Jeff Decker is as famous for being a strong character as much as for his art, which is a shame, as he’s a truly gifted sculptor. Watching Decker shape clay is a quick dictionary lesson in ‘talent’; little blobs of nothing magically cohere under his fingers, and suddenly a shirt is rippling in the wind, cheeks pressed against a skull, a Cyclone cam drive -right down to the nuts- is released from its prison of moistened dirt. From humble clay and wax, later cast in bronze, come a the heady tang of exhaust, sweaty determination, the roar of engines and crowds, an evocation of lost eras of men wrapped over primitive machines, racing for their lives, sometimes losing them. As Frederick Remington did for the cowboys, so Jeff Decker does for motorcyclists.
His prodigious gift for sculpting men and motorcycles earned him an exclusive deal with Harley-Davidson to ‘represent’ HD in bronze, and a monumental flailing hillclimber greets visitors to the HD Museum in Milwaukee. His sculptures of Rollie Free’s 150mph Vincent stretchout and battling board track racers romanticize a lost era of dangerous masculine competition, a man-credo Jeff embodies with his gruff, opinionated persona and patch-wearing membership in the Sinners cycle club.
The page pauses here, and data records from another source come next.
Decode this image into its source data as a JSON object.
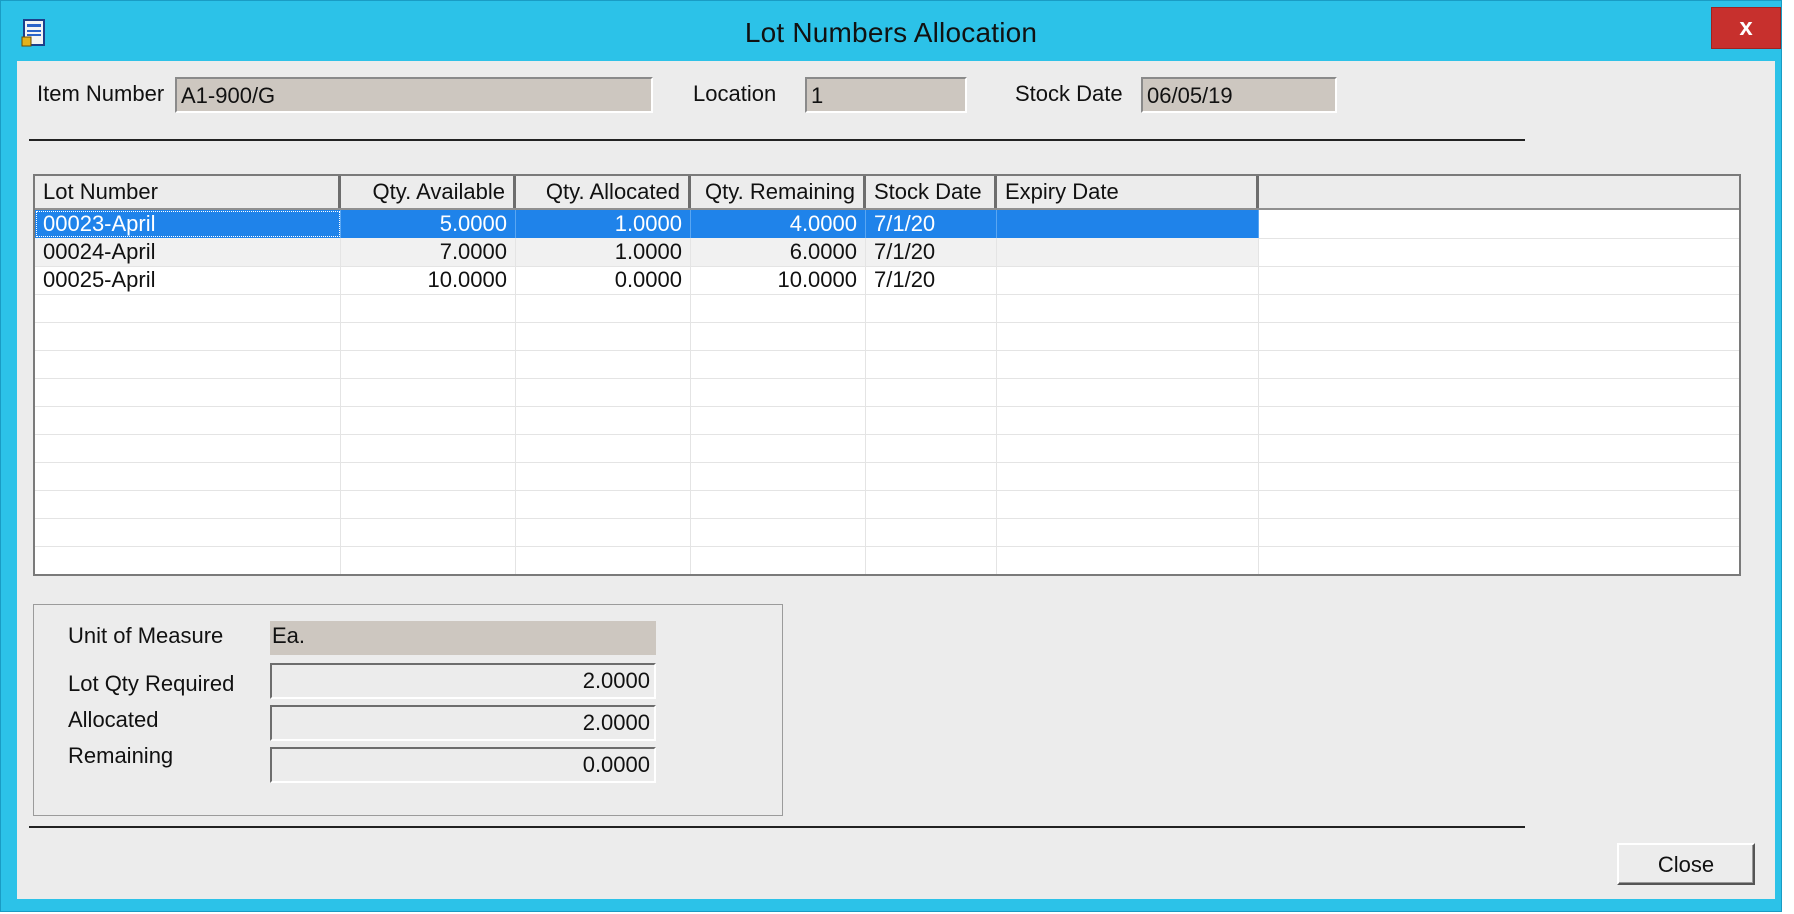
{
  "window": {
    "title": "Lot Numbers Allocation",
    "close_glyph": "x",
    "icon": "document-app-icon"
  },
  "header": {
    "item_number_label": "Item Number",
    "item_number_value": "A1-900/G",
    "location_label": "Location",
    "location_value": "1",
    "stock_date_label": "Stock Date",
    "stock_date_value": "06/05/19"
  },
  "grid": {
    "columns": [
      "Lot Number",
      "Qty. Available",
      "Qty. Allocated",
      "Qty. Remaining",
      "Stock Date",
      "Expiry Date"
    ],
    "rows": [
      {
        "lot": "00023-April",
        "available": "5.0000",
        "allocated": "1.0000",
        "remaining": "4.0000",
        "stock_date": "7/1/20",
        "expiry": ""
      },
      {
        "lot": "00024-April",
        "available": "7.0000",
        "allocated": "1.0000",
        "remaining": "6.0000",
        "stock_date": "7/1/20",
        "expiry": ""
      },
      {
        "lot": "00025-April",
        "available": "10.0000",
        "allocated": "0.0000",
        "remaining": "10.0000",
        "stock_date": "7/1/20",
        "expiry": ""
      }
    ],
    "selected_row": 0
  },
  "summary": {
    "uom_label": "Unit of Measure",
    "uom_value": "Ea.",
    "lot_qty_required_label": "Lot Qty Required",
    "lot_qty_required_value": "2.0000",
    "allocated_label": "Allocated",
    "allocated_value": "2.0000",
    "remaining_label": "Remaining",
    "remaining_value": "0.0000"
  },
  "buttons": {
    "close_label": "Close"
  },
  "colors": {
    "titlebar": "#2cc2e8",
    "selection": "#1f83ea",
    "close_button": "#c7302d"
  }
}
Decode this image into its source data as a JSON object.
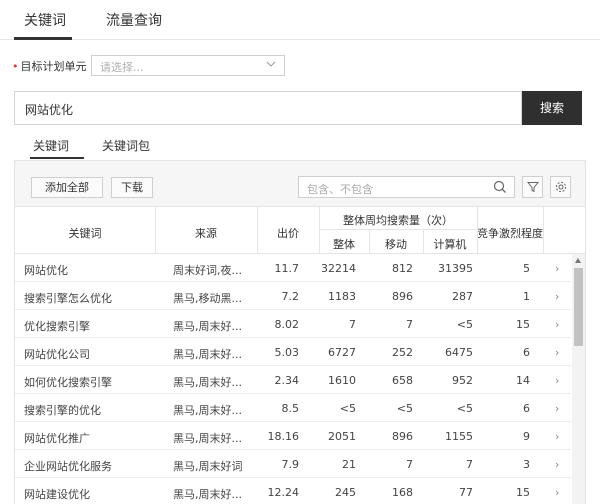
{
  "top_tabs": {
    "keyword": "关键词",
    "traffic": "流量查询"
  },
  "plan": {
    "label": "目标计划单元",
    "placeholder": "请选择..."
  },
  "search": {
    "value": "网站优化",
    "button": "搜索"
  },
  "sub_tabs": {
    "keyword": "关键词",
    "package": "关键词包"
  },
  "toolbar": {
    "add_all": "添加全部",
    "download": "下载",
    "filter_placeholder": "包含、不包含"
  },
  "table": {
    "headers": {
      "keyword": "关键词",
      "source": "来源",
      "bid": "出价",
      "weekly_search": "整体周均搜索量（次）",
      "overall": "整体",
      "mobile": "移动",
      "computer": "计算机",
      "competition": "竞争激烈程度"
    },
    "rows": [
      {
        "keyword": "网站优化",
        "source": "周末好词,夜...",
        "bid": "11.7",
        "overall": "32214",
        "mobile": "812",
        "computer": "31395",
        "competition": "5"
      },
      {
        "keyword": "搜索引擎怎么优化",
        "source": "黑马,移动黑...",
        "bid": "7.2",
        "overall": "1183",
        "mobile": "896",
        "computer": "287",
        "competition": "1"
      },
      {
        "keyword": "优化搜索引擎",
        "source": "黑马,周末好...",
        "bid": "8.02",
        "overall": "7",
        "mobile": "7",
        "computer": "<5",
        "competition": "15"
      },
      {
        "keyword": "网站优化公司",
        "source": "黑马,周末好...",
        "bid": "5.03",
        "overall": "6727",
        "mobile": "252",
        "computer": "6475",
        "competition": "6"
      },
      {
        "keyword": "如何优化搜索引擎",
        "source": "黑马,周末好...",
        "bid": "2.34",
        "overall": "1610",
        "mobile": "658",
        "computer": "952",
        "competition": "14"
      },
      {
        "keyword": "搜索引擎的优化",
        "source": "黑马,周末好...",
        "bid": "8.5",
        "overall": "<5",
        "mobile": "<5",
        "computer": "<5",
        "competition": "6"
      },
      {
        "keyword": "网站优化推广",
        "source": "黑马,周末好...",
        "bid": "18.16",
        "overall": "2051",
        "mobile": "896",
        "computer": "1155",
        "competition": "9"
      },
      {
        "keyword": "企业网站优化服务",
        "source": "黑马,周末好词",
        "bid": "7.9",
        "overall": "21",
        "mobile": "7",
        "computer": "7",
        "competition": "3"
      },
      {
        "keyword": "网站建设优化",
        "source": "黑马,周末好...",
        "bid": "12.24",
        "overall": "245",
        "mobile": "168",
        "computer": "77",
        "competition": "15"
      }
    ]
  },
  "icons": [
    "search-icon",
    "filter-icon",
    "gear-icon",
    "chevron-down-icon",
    "chevron-right-icon"
  ]
}
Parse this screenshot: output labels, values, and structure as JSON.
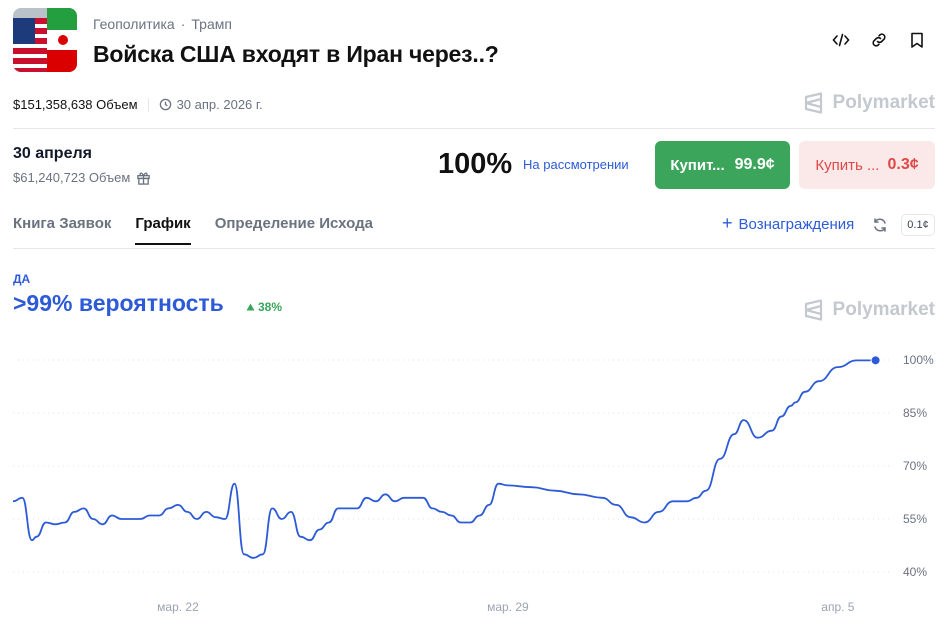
{
  "header": {
    "breadcrumb": [
      "Геополитика",
      "Трамп"
    ],
    "breadcrumb_sep": "·",
    "title": "Войска США входят в Иран через..?",
    "actions": [
      "embed-icon",
      "link-icon",
      "bookmark-icon"
    ]
  },
  "meta": {
    "volume": "$151,358,638 Объем",
    "end_date": "30 апр. 2026 г."
  },
  "brand": "Polymarket",
  "outcome": {
    "date": "30 апреля",
    "volume": "$61,240,723 Объем",
    "probability": "100%",
    "status": "На рассмотрении",
    "yes_label": "Купит...",
    "yes_price": "99.9¢",
    "no_label": "Купить ...",
    "no_price": "0.3¢"
  },
  "tabs": [
    {
      "label": "Книга Заявок",
      "active": false
    },
    {
      "label": "График",
      "active": true
    },
    {
      "label": "Определение Исхода",
      "active": false
    }
  ],
  "rewards": {
    "plus": "+",
    "label": "Вознаграждения"
  },
  "tick": "0.1¢",
  "colors": {
    "accent": "#2d5bd7",
    "yes": "#3ba55c",
    "no": "#e04848"
  },
  "chart_data": {
    "type": "line",
    "series_label": "ДА",
    "headline": ">99% вероятность",
    "change": "38%",
    "y_ticks": [
      "100%",
      "85%",
      "70%",
      "55%",
      "40%"
    ],
    "y_tick_values": [
      100,
      85,
      70,
      55,
      40
    ],
    "ylim": [
      40,
      100
    ],
    "x_ticks": [
      "мар. 22",
      "мар. 29",
      "апр. 5"
    ],
    "x_tick_positions": [
      3,
      10,
      17
    ],
    "xlim": [
      -0.5,
      18
    ],
    "grid": true,
    "x": [
      -0.5,
      -0.3,
      -0.1,
      0,
      0.2,
      0.4,
      0.6,
      0.8,
      1.0,
      1.2,
      1.4,
      1.6,
      1.8,
      2.0,
      2.2,
      2.4,
      2.6,
      2.8,
      3.0,
      3.2,
      3.4,
      3.6,
      3.8,
      4.0,
      4.2,
      4.4,
      4.6,
      4.8,
      5.0,
      5.2,
      5.4,
      5.6,
      5.8,
      6.0,
      6.2,
      6.4,
      6.6,
      6.8,
      7.0,
      7.2,
      7.4,
      7.6,
      7.8,
      8.0,
      8.2,
      8.4,
      8.6,
      8.8,
      9.0,
      9.2,
      9.4,
      9.6,
      9.8,
      10.0,
      10.5,
      11.0,
      11.5,
      12.0,
      12.3,
      12.6,
      12.9,
      13.2,
      13.5,
      13.8,
      14.0,
      14.2,
      14.5,
      14.8,
      15.0,
      15.3,
      15.6,
      15.8,
      16.0,
      16.1,
      16.3,
      16.6,
      17.0,
      17.4,
      17.8
    ],
    "y": [
      60,
      61,
      49,
      50,
      54,
      53.5,
      54,
      57,
      58,
      55,
      53.5,
      56,
      55,
      55,
      55,
      56,
      56,
      58,
      59,
      57,
      55,
      57,
      55.5,
      55,
      65,
      45,
      44,
      45,
      58,
      55,
      57,
      50,
      49,
      52,
      54,
      58,
      58,
      58,
      61,
      60,
      62,
      60,
      61,
      61,
      61,
      58,
      57,
      56,
      54,
      54,
      56,
      59,
      65,
      64.5,
      64,
      63,
      62,
      61,
      59,
      55.5,
      54,
      57,
      60,
      60,
      61,
      63,
      72,
      79,
      83,
      78,
      80,
      84,
      87,
      88,
      91,
      94,
      98,
      99.9,
      99.9
    ]
  }
}
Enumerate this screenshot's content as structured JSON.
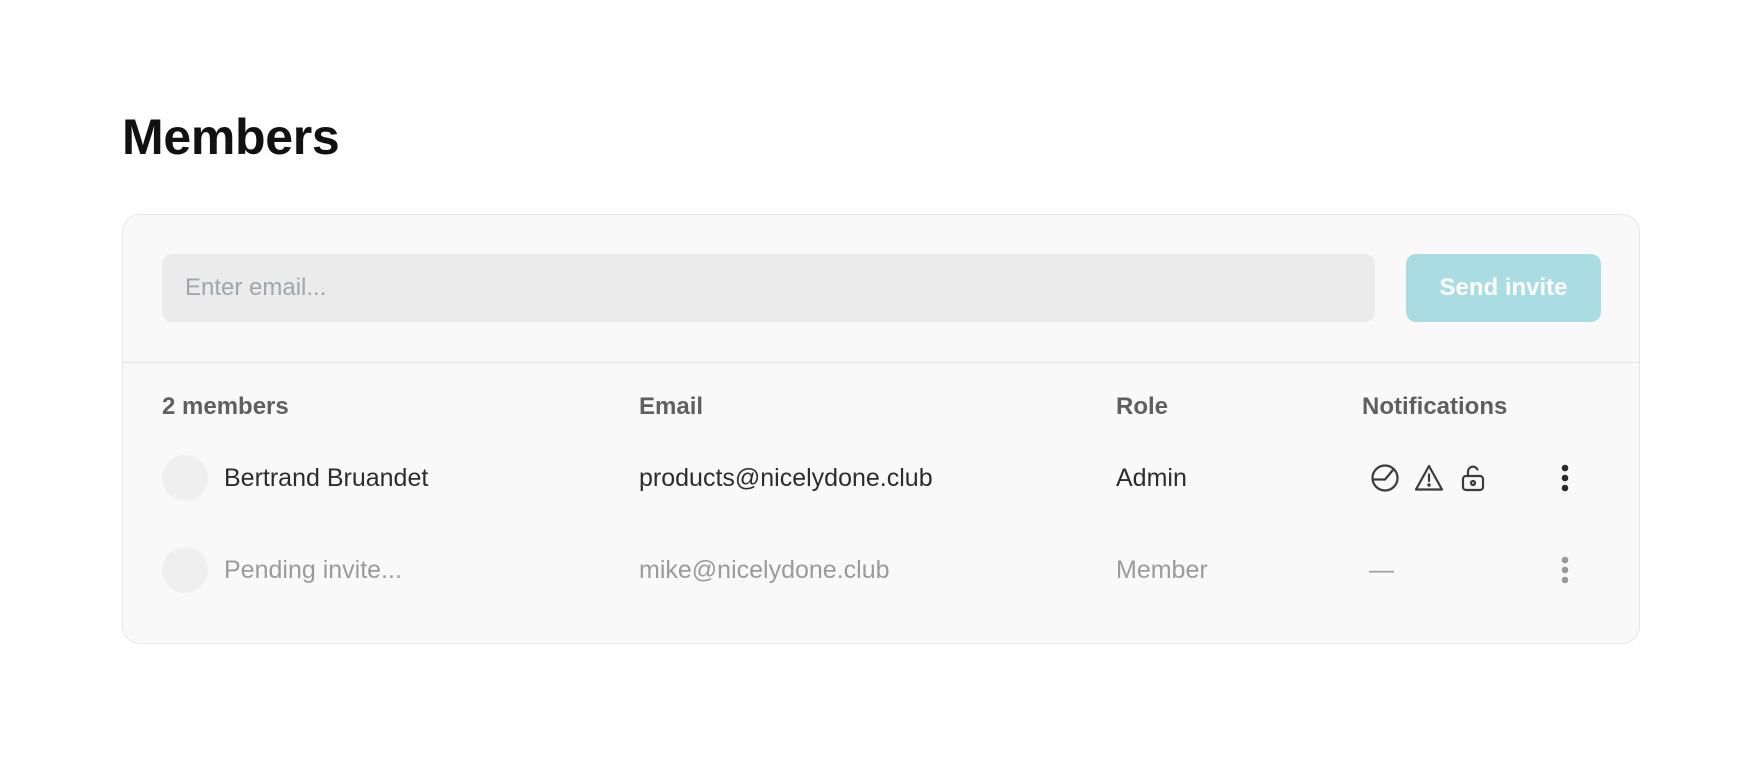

Decker’s moto-streak runs deep, and his passionate knowledge of the subject extends to a profound collection of biker club colors, paintings, and actual motorcycles, which he’s been collecting since they were cheap. He grew up surrounded by mechanical torch-bearers like his father, a collector of flathead hotrods and parts, a man with a good eye in the early SoCal hotrod scene, and whose buddies nowadays bring awe to young wannabes. Decker is the real deal, and isn’t afraid of anyone’s opinion, customizing revered brands like Crocker and Vincent to express his own lines. As expected for a talented artist, the results are harmonious while respecting the past, and lend the old warhorses a renewed super-cool.